A registration statement relating to the securities was filed with, and declared effective by, the Securities and Exchange Commission (“SEC”) on August 15, 2024. The public offering is being made only by means of a prospectus. Copies of the prospectus relating to the offering may be obtained from: Cantor Fitzgerald & Co., Attention Capital Markets, 499 Park Avenue, New York, NY 10022, or by e-mail at prospectus@cantor.com.

This press release shall not constitute an offer to sell or the solicitation of an offer to buy, nor shall there be any sale of these securities in any state or jurisdiction in which such offer, solicitation or sale would be unlawful prior to registration or qualification under the securities laws of any such state or jurisdiction.

About HCM II Acquisition Corp.

HCM II Acquisition Corp. is a blank check company formed for the purpose of effecting a merger, amalgamation, share exchange, asset acquisition, share purchase, reorganization or similar business combination with one or more businesses. The Company may pursue an initial business combination target in any business or industry or at any stage of its corporate evolution. Its primary focus, however, will be in completing a business combination with an established business of scale poised for continued growth, led by a highly regarded management team.

The Company’s management team is led by Shawn Matthews, its Chairman of the Board and Chief Executive Officer, and Steven Bischoff, its President and Chief Financial Officer. The Company’s Board of Directors includes Andrew Brenner, Michael J. Connor and Jacob Loveless.

FORWARD-LOOKING STATEMENTS

This press release contains statements that constitute “forward-looking statements,” including with respect to the proposed initial public offering and search for an initial business combination. No assurance can be given that the offering discussed above will be completed on the terms described, or at all.

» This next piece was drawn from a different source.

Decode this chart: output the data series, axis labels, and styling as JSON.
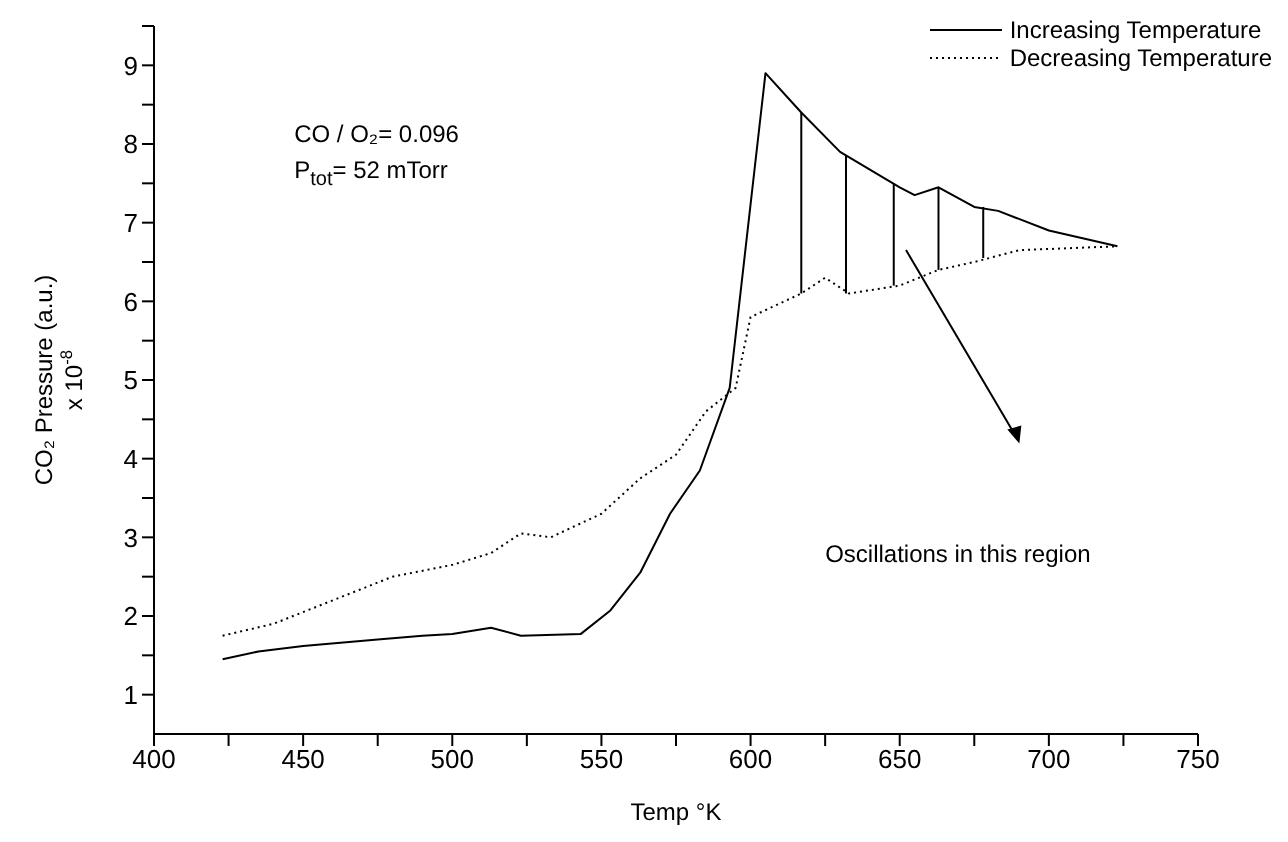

Forward-looking statements are subject to numerous conditions, many of which are beyond the control of the Company, including those set forth in the Risk Factors section of the Company’s registration statement and prospectus for the Company’s initial public offering filed with the SEC. Copies of these documents are available on the SEC’s website, www.sec.gov. The Company undertakes no obligation to update these statements for revisions or changes after the date of this release, except as required by law.